Sometime in the next decade, flu vaccine will start to be grown in cell cultures, not eggs. It is a technology far more clean, predictable and expandable than the egg-based way of old.

The National Institute of Allergy and Infectious Diseases is trying to speed that day with a $11 million-a-year program in which dollar-for-dollar matching grants are being made to four companies trying to develop commercially viable techniques for growing flu virus in various types of cell culture.

The companies will get the fruits of the research. The taxpayer may get a better and more predictable vaccine supply for its investment.

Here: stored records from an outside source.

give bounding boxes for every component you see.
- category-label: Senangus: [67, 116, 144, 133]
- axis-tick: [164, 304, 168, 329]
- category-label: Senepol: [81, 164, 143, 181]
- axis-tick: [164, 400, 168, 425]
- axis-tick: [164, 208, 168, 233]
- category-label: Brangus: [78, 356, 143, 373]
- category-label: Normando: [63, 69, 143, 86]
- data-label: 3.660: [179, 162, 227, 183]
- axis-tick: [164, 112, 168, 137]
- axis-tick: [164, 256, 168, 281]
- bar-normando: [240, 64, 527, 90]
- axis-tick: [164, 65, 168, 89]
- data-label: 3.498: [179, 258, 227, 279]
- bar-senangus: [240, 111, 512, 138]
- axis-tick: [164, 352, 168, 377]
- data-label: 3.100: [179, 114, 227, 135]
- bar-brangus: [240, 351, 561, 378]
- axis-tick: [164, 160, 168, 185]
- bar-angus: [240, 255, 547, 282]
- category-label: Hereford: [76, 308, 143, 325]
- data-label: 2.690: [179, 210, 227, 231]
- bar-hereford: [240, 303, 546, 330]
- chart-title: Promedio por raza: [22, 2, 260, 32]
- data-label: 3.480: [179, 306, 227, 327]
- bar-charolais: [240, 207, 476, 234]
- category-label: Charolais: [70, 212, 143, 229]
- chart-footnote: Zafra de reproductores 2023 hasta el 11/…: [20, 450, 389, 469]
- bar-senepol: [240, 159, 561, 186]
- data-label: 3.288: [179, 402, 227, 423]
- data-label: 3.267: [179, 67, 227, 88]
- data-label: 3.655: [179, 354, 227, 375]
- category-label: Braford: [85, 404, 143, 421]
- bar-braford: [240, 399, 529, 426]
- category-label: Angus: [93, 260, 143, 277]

Merck & Co., which makes seven vaccines and has four new ones in late testing, stopped making flu vaccine in 1986. But that product might begin to look attractive again if there were a way of making it in cell culture, said Adel Mahmoud, president of Merck Vaccines. If research being done elsewhere showed that it were possible to make a flu vaccine that didn't have to be updated each year, that "would be very, very attractive," he said.

But technology and science aren't the only things waiting to mature in the world of flu vaccine, experts said. So is social policy.

Gregory Poland, of the Mayo Clinic, favors a system of incentives: Vaccine makers would make a given number of doses of flu vaccine for the private market at their own risk; a given number for government purchase; and an additional amount that the government would agree to buy back at a specified price if there were unsold stocks at the end of the season.

Other experts agree that only some form of direct government incentive is likely to solve the problem of a small and vulnerable manufacturing base.

Donald Burke, director of the Center for Immunization Research at the Johns Hopkins Bloomberg School of Public Health, favors "a fixed and mutually beneficial relationship" between the government and companies that make vaccines against bioterrorism agents. He's coming to think the same may be the solution for flu, too.

"I think it's in our national interest to promote 'health security' as well as national security," he said last week. "I would be inclined to extend the model of government-industry cooperation to diseases in the 'health security' arena, such as flu, as well."

Paradiso, at Wyeth, concurs.

"It's not that we need a new vaccine. What we need is a stable supply. We need to figure out how to make that happen."

For the foreseeable future, however, Wyeth will not be involved. The Marietta site -- founded by a local doctor in 1882 as the Lancaster County Vaccine Farm -- is up for sale.